Refusing housing developments on previously-developed land is leaving St Albans wide open to thousands of new homes being built in the Green Belt.

The warning has come from a director of the firm representing the landowners of Hanstead Park in Smug Oak Lane, Bricket Wood, in the wake of a planning committee’s decision last week to refuse outline permission for 138 homes on the site.

Steve Taylor of St Congar Land, which submitted the application for the former HSBC Management and Training Centre, questioned why housing schemes on previously developed land in the Green Belt such as Hanstead Park and the BRE site, also in Bricket Wood, were being refused by councillors.

With a new requirement to build at least 637 new homes in the district annually in the period 2011-31 rather than the 436 on which the district council’s draft planning document, the Strategic Local Plan (SLP), is based, Mr Taylor warned that St Albans council was making it inevitable that greater numbers of housing would have to be in the Green Belt.

He said: “When we bought the site, we thought erroneously that it would be for housing. The alternative is that St Albans council will have to put housing on greenfield sites.
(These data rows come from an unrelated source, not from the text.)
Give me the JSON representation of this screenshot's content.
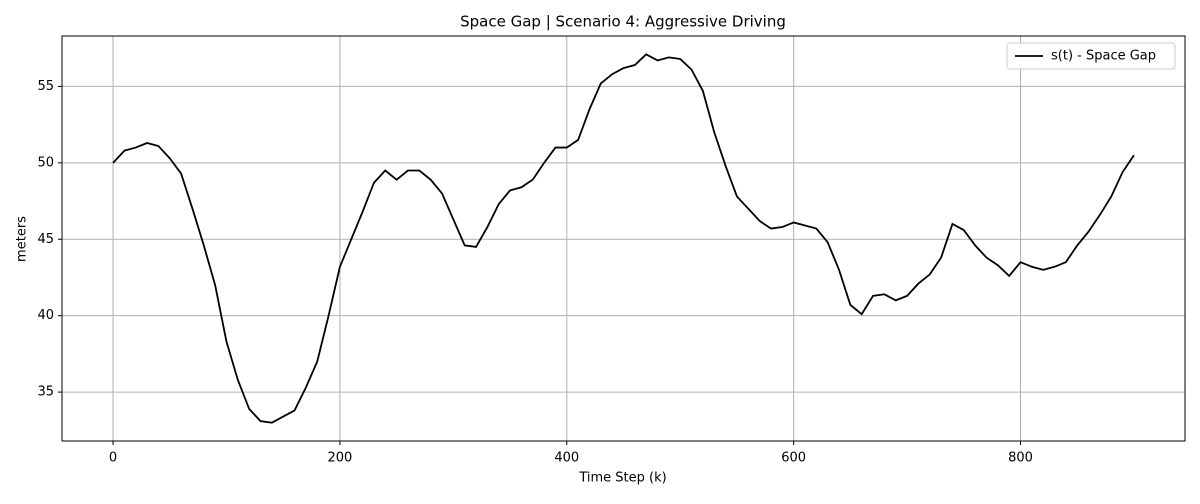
{
  "chart_data": {
    "type": "line",
    "title": "Space Gap | Scenario 4: Aggressive Driving",
    "x_label": "Time Step (k)",
    "y_label": "meters",
    "x": [
      0,
      10,
      20,
      30,
      40,
      50,
      60,
      70,
      80,
      90,
      100,
      110,
      120,
      130,
      140,
      150,
      160,
      170,
      180,
      190,
      200,
      210,
      220,
      230,
      240,
      250,
      260,
      270,
      280,
      290,
      300,
      310,
      320,
      330,
      340,
      350,
      360,
      370,
      380,
      390,
      400,
      410,
      420,
      430,
      440,
      450,
      460,
      470,
      480,
      490,
      500,
      510,
      520,
      530,
      540,
      550,
      560,
      570,
      580,
      590,
      600,
      610,
      620,
      630,
      640,
      650,
      660,
      670,
      680,
      690,
      700,
      710,
      720,
      730,
      740,
      750,
      760,
      770,
      780,
      790,
      800,
      810,
      820,
      830,
      840,
      850,
      860,
      870,
      880,
      890,
      900
    ],
    "series": [
      {
        "name": "s(t) - Space Gap",
        "color": "#000000",
        "values": [
          50.0,
          50.8,
          51.0,
          51.3,
          51.1,
          50.3,
          49.3,
          47.0,
          44.6,
          42.0,
          38.3,
          35.8,
          33.9,
          33.1,
          33.0,
          33.4,
          33.8,
          35.3,
          37.0,
          40.0,
          43.2,
          45.0,
          46.8,
          48.7,
          49.5,
          48.9,
          49.5,
          49.5,
          48.9,
          48.0,
          46.3,
          44.6,
          44.5,
          45.8,
          47.3,
          48.2,
          48.4,
          48.9,
          50.0,
          51.0,
          51.0,
          51.5,
          53.5,
          55.2,
          55.8,
          56.2,
          56.4,
          57.1,
          56.7,
          56.9,
          56.8,
          56.1,
          54.7,
          52.0,
          49.8,
          47.8,
          47.0,
          46.2,
          45.7,
          45.8,
          46.1,
          45.9,
          45.7,
          44.8,
          43.0,
          40.7,
          40.1,
          41.3,
          41.4,
          41.0,
          41.3,
          42.1,
          42.7,
          43.8,
          46.0,
          45.6,
          44.6,
          43.8,
          43.3,
          42.6,
          43.5,
          43.2,
          43.0,
          43.2,
          43.5,
          44.6,
          45.5,
          46.6,
          47.8,
          49.4,
          50.5
        ]
      }
    ],
    "xlim": [
      -45,
      945
    ],
    "ylim": [
      31.8,
      58.3
    ],
    "xticks": [
      0,
      200,
      400,
      600,
      800
    ],
    "yticks": [
      35,
      40,
      45,
      50,
      55
    ],
    "grid": true,
    "legend": "upper right"
  }
}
“Eventually they will have to but I think the local authority will resist it as long as possible. If a council can’t grant planning permission on suitable brownfield sites, it is hard to see how they are going to pass the local plan through the Examination in Public and an inspector.”

The draft SLP is currently working on the basis that 437 new homes will have to be built annually in the district and has singled out three potential sites.
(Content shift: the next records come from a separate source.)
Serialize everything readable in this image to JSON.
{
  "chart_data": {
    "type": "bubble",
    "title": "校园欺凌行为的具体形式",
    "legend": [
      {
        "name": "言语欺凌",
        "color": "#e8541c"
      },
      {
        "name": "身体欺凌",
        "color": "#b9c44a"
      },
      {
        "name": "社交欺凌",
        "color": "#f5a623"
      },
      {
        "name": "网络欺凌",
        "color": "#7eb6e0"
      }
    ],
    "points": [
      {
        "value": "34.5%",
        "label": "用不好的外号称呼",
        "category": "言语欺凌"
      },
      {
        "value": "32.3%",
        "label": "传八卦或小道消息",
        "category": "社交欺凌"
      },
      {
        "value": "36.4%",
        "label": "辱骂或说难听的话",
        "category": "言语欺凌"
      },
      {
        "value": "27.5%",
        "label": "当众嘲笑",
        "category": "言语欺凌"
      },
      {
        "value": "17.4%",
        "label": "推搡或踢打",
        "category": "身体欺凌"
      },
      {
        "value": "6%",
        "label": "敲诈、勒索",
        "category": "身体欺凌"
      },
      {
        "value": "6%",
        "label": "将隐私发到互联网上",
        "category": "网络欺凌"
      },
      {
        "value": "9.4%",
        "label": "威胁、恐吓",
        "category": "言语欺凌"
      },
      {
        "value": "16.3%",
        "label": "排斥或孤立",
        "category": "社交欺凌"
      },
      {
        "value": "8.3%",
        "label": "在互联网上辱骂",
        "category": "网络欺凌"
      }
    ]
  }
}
The council is proposing 2,500 new homes on land east of Hemel Hempstead and close to Redbourn, 1,000 at Oaklands College in Smallford and 500 in north west Harependen.

But the Department for Communities and Local Government is projecting 637 new homes per annum as a starting point for calculating the district’s housing needs in the period up to 2031.

That has led to fears that as many as 4,000 additional homes will have to be built in the Green Belt to meet the target.

St Albans council turned down 100 new homes on the BRE site in Bricket Wood but it was allowed on appeal and Mr Taylor suspects that the council will also reject 200 homes on the former Harperbury Hospital site - both of which are on previously-developed land.

The Hanstead Park application was turned down on three grounds - the lack of a Section 106 planning agreement which requires a developer to provide funding towards infrastructure such as health facilities, highways and schools, a shortfall in affordable housing and its appropriateness in the Green Belt.

Mr Taylor said he had already submitted an appeal against the decision which followed an earlier refusal of permission for 175 new homes on the site, submitted in 2013.

He added: “We feel we have done as much as we can in the past two years.”